Wir hatten zu diesem Antrag eine Anhörung im Innenausschuss durchgeführt, aus der ich bzw. die AfD-Fraktion folgende Erkenntnisse gewannen: Das Ausstiegsprogramm des Bundesamtes für Verfassungsschutz ist in dieser Form mehr oder weniger wirkungslos, da seit dem Jahr 2011 bis heute die jährlichen Fallzahlen zumeist im unteren einstelligen Bereich lagen. Im Jahr 2015 war es zum Beispiel exakt ein Fall. Die Erfolgsquote lag faktisch bei null.
Anders sieht es beim Ausstiegsprogramm für Linksextreme des Landes Nordrhein-Westfalen aus. Seit Beginn des Programms im Jahr 2018 befasste man sich mit 34 Personen. Mit Stand Juni 2020 befanden sich 19 Personen aktiv in der Begleitung. Es ist folglich offensichtlich, dass das Interesse bzw. die Bereitschaft der Betroffenen, die angebotene Ausstiegshilfe anzunehmen, maßgeblich davon abhängig ist, ob ein solches Programm bzw. eine solche Hilfe vor Ort angeboten wird.

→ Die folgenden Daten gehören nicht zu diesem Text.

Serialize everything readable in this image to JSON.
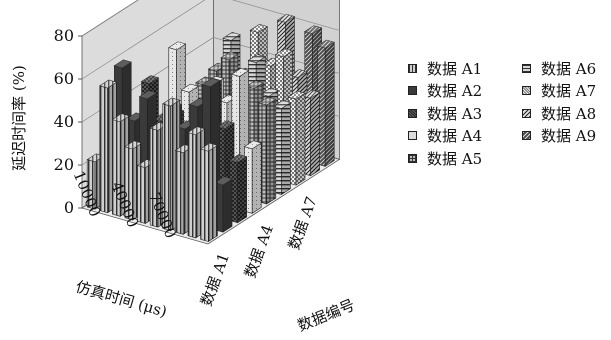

Ich meine, genau diese Erkenntnis spricht dafür, ein Ausstiegsprogramm für Linksextremisten auch in Sachsen-Anhalt zu installieren. Wir müssen nicht vom jetzigen Zustand ausgehen, sondern in die Zukunft denken. Der Chef des Bundesamtes für Verfassungsschutz Thomas Haldenwang hat jüngst vor einer neuen Gewaltqualität in der linksextremistischen Szene gewarnt:
„Die Gewalt im Linksextremismus wird zunehmend brutaler und personenbezogener […] Es war nach Auflösung der RAF in der Szene lange Zeit Konsens, auf Gewalt gegen Personen, die auch tödlich sein kann, zu verzichten.“
Diesbezüglich sei jetzt ein Sinneswandel festzustellen, und er sei sich sicher, dass das noch nicht das Ende gewesen sei, meinte Haldenwang. Der Fall der Linksextremistin Nina E. aus Leipzig sei ein warnendes Beispiel dafür.
Auch aus diesem Grunde wollen und müssen wir nicht nur repressiv, sondern auch präventiv gegen Extremismus vorgehen. Deshalb sprechen wir uns für die Weiterführung des Ausstiegsprogramms für Rechtsextremisten aus und setzen uns für ein Deradikalisierungsprogramm für Islamisten sowie für ein Ausstiegsprogramm für Linksextremisten und Clan-Kriminelle ein. Ich meine, in diesem Punkt hat die AfD ein Alleinstellungsmerkmal und gibt hier die politische Zielrichtung vor.
Wer von Ihnen auch immer im neuen Landtag sitzen darf, der kann sich jetzt schon einmal auf die Behandlung dieser Themen freuen, weil wir diese wieder auf die Tagesordnung setzen werden. - Vielen Dank für Ihre Aufmerksamkeit.
Ich sehe hierzu keine Fragen. Deswegen können wir die Debatte jetzt beenden und kommen zum Abstimmungsverfahren.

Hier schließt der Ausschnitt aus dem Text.